By Michael Guthrie, HCPC director of policy and standards
At the HCPC we oversee the fitness to practise process for 16 different professions. This involves considering concerns about the conduct or competence of more than 340,000 practitioners.
Covering a range of professions means we’re able to compare trends in complaints we receive across different professional groups. The data shows we receive most fitness to practise concerns about paramedics and social workers in England.
In 2014-15 social workers in England made up 27% of the HCPC register but 58% of the 2,170 fitness-to-practise concerns we received. The trend was less marked in cases that reached a hearing, but social workers in England still accounted for 44% of hearings that year.
At final hearings we considered cases which included serious failings in safeguarding; dishonesty; serious criminal offences including fraud; and inappropriate sexual or personal relationships with service users and carers.
The biggest source of concerns was members of the public (56%), followed by employers (24%).
These trends have sustained every year since we took on responsibility for regulating social workers in England in 2012.
Is it disproportionate?
So why do we receive disproportionately more concerns about social workers than for almost all other professions?
When we discuss this issue with stakeholders, we often talk about the role of the social worker in making decisions which can have a profound impact on people’s lives.

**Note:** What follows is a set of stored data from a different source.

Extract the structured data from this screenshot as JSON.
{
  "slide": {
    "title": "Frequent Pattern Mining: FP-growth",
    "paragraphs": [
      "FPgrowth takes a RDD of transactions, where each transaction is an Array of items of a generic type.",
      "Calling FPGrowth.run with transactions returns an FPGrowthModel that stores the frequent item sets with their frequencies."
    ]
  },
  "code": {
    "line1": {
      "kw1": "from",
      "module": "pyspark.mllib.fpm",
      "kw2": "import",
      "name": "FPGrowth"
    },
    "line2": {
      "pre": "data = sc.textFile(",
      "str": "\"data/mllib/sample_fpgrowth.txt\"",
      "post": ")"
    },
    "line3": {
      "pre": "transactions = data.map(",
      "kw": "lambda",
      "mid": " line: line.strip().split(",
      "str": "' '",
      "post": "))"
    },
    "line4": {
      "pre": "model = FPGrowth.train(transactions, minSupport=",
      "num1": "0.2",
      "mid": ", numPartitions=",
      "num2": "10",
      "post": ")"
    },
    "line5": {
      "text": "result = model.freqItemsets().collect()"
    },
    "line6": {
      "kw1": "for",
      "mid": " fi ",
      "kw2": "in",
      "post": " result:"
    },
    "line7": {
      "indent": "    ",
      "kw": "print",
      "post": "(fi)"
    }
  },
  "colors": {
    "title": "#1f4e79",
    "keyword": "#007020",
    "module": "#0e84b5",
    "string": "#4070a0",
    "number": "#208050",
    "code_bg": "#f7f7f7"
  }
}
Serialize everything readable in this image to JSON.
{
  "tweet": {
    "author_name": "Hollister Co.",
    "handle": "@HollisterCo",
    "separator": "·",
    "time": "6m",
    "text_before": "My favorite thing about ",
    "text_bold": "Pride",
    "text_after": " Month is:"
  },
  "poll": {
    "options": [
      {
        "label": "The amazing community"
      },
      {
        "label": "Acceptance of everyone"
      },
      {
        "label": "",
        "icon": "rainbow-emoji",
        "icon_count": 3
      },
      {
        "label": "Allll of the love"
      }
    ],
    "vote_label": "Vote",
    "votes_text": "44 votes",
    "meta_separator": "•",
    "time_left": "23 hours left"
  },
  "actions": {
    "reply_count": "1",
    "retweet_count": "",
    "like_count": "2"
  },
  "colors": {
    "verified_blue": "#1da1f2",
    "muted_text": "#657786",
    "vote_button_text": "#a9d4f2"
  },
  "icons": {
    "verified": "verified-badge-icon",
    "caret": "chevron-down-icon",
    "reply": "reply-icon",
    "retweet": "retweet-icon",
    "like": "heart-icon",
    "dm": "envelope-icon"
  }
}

Social workers also often work with people at times of their lives where they are distressed or vulnerable. In some areas of work, service users may not always value social work intervention.
We find that concerns raised by members of the public are often prompted by dissatisfaction with social work decisions and often concern multiple social workers they’ve had contact with.
Other possible explanations include professionalisation as social work education and training has developed over time; and the environments in which social work is carried out.
How should we react?
So how should we react? Among the different regulators of health and care professionals in the UK there is an increasing recognition that we need to try to rebalance our energies, away from reactively dealing with instances of poor practice and conduct, towards an approach which focuses more on prevention.
It has been suggested that this could have benefits in reducing both the financial and non-financial costs involved in fitness to practise action (PSA 2015). So we’ve commissioned a team at the University of Surrey to look at why paramedics and social workers in England are over-represented in the fitness to practise cases we handle.
The research will involve a literature review, interviews and focus groups. A core component will be a substantial review of fitness to practise cases in these professions. We want to understand more about the characteristics and themes of all the cases we handle, including those that do not need to progress to a hearing.
We hope that the findings might identify ways that all those involved in practice, education, employment, representation and regulation in these professions could work together to prevent problems occurring in the future. For example, is there more we can do with educators and employers to highlight the issues that are raised in fitness to practise cases?
The research will also assist us in thinking about how we might ourselves undertake similar analysis in the future about trends in other professions, or about cross-professional issues. The research is planned to report in September 2017.
Unlike the other professions covered by HCPC social workers often turn up at people’s houses questioning their parenting. It is no wonder there are more complaints after all I will only see an OT if I want to see an OT. The professional/client relationship is entirely different.
Nothing to do with the Daily Mail then? Or the exposed, over-worked and poorly managered settings where social workers operate?